Some people believe that an open-air museum is a place where you leave your modern technique behind and go ‘low tech’. Other than the museums which act like digital free zones, many others experiment with going digital. Where experience and storytelling have always been the central concepts of archaeological open-air museums, exactly these ideas are behind many digital techniques. We have to pick up the public where they are and approach them as they are. We should use all the means at our audience hands to reach them, and not only in the open air, also in the digital world.
Museums, Interpretation & Learning
Archaeological open-air museums are reconstructed sceneries where stories are presented mainly based on the archaeological past of a certain area. Experiencing is key, as well as touching replica objects and learning first hand from an interpreter. There are similar entities like historic or ethnographic open-air museums, historic houses & castles and historic theme parks (Paardekooper, 2012, p.66)
A museum is a place for the purposes of education, study and enjoyment (ICOM). Museum learning is not in a classroom setting and not aimed at its audience gaining a formal diploma in the information, it is instead, informal learning: “the lifelong process in which people learn from everyday experience” (Jeffs and Smith, 1996). Demonstrations of any kind provide the connection between text books and reality, between knowledge learned by heart and knowledge gained by experience (Colomer, 2002).
Visitors should enjoy and understand the museum they visit. Effective interpretation allows each visitor to personally connect with a resource or place and to care about the museums on their own terms. Such personal connections are crucial in gaining public support for the museums.
Archaeological open-air museums tell stories, which need to be solid and relevant to their visitors. Museums, archaeological open-air museums, are cultural hubs and seek relevance for modern society.
Their stories are very hands-on and the exhibition is not behind glass. The museums involve their visitor actively. The stories presented go in depth - visitors do not just learn how to make fire, but this is a way to teach problem solving strategies.
Storytelling, sharing stories, can refer specifically to; literally oral storytelling and in a looser sense, to techniques used in other media to unfold or disclose the narrative of a story. Think for example about gaming and films, but also drama therapy and museums presenting their message within the larger cultural story. There is a good deal of reasoning and strategies behind good stories.
Storytelling takes many shapes. The traditional forms, for example fairy tales, folktales, mythology, legends & fables, where alternative use of storytelling includes representing history, personal narrative, political commentary, computer games and ‘fake news’.
Going Digital in (open-air) museums
In a promotion video in 2009, a visit to an archaeological open-air museum is described as: "… a moving adventure of the senses that not even the most sophisticated virtual reconstruction techniques, at least not yet, have been able to rival…" (liveARCH, 2009). By now, these museums can use the digital revolution as a means to improve quality.

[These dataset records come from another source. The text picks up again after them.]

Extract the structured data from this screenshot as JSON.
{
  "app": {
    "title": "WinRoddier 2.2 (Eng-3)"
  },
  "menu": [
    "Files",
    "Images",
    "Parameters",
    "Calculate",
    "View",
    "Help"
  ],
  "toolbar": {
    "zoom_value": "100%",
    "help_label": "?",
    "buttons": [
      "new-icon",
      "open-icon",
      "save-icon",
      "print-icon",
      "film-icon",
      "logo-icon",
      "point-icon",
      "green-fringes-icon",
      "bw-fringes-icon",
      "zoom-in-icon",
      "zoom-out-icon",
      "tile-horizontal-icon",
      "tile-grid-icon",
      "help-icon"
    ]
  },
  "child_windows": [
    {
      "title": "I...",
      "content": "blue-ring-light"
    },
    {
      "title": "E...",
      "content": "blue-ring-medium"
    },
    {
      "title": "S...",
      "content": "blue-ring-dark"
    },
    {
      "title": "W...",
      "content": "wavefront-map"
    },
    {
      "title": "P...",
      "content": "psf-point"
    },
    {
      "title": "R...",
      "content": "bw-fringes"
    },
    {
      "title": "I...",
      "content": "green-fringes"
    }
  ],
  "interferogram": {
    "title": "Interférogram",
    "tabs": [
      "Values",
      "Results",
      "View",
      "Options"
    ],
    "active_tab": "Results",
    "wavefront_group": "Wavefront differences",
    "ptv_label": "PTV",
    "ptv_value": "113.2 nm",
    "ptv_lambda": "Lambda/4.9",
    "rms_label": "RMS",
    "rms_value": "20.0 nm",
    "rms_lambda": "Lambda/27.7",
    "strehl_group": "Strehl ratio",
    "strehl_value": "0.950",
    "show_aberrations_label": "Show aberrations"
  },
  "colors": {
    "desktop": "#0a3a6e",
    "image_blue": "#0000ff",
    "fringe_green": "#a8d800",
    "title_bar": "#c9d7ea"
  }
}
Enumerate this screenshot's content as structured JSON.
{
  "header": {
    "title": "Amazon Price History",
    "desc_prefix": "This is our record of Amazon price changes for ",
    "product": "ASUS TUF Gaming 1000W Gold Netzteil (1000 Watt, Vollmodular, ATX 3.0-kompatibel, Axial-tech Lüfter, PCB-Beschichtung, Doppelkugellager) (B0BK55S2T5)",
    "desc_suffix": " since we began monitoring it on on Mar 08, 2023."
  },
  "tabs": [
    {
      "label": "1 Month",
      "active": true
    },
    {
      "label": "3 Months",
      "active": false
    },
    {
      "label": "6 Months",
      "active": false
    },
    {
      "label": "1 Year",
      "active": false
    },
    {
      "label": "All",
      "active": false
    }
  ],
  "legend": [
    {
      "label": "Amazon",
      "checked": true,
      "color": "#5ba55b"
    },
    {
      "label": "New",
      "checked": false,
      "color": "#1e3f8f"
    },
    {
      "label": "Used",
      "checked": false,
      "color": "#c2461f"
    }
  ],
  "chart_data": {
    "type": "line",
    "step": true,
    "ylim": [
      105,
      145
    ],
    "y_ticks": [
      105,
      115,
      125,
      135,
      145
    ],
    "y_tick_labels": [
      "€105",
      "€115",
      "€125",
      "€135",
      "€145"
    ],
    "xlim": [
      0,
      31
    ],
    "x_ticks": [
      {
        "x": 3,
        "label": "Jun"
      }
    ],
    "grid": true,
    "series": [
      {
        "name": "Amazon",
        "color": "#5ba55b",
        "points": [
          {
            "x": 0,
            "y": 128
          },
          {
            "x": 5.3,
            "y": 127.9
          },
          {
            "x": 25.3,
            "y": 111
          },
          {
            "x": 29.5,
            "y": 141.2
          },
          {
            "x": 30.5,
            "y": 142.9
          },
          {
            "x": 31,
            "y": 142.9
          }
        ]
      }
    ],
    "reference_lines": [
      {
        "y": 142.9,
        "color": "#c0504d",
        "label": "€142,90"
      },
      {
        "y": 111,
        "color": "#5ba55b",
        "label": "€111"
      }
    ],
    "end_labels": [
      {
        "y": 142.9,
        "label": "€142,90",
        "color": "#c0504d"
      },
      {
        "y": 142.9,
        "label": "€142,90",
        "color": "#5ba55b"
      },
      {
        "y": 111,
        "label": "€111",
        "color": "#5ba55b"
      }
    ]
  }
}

Open-air museums are strong in non-formal learning methods (Winter, 2016). Digital techniques can complement this approach. However, using digital technology in a way that enhances the experience and meets the needs of both facilitators and audiences is tricky (Hansen, 2019, personal communication).
Going digital often is not an impulse from inside the museums. Often, they engage because there is funding available for this, and not something else. Also, these museums sometimes act due to the fear of missing out, and on other occasions they do so because they are told to by their superiors (Hansen, 2019, personal communication).
The lack of understanding by museum colleagues of what it means to go digital can lead to them thinking digital techniques may be good for ‘special effects’ only. Museum staff feel very alone, and in their experience act as pioneers without much support in their work with digital professionals. The decision takers in museums are unlikely to use VR and AR much in their daily life or cooperate with game developers.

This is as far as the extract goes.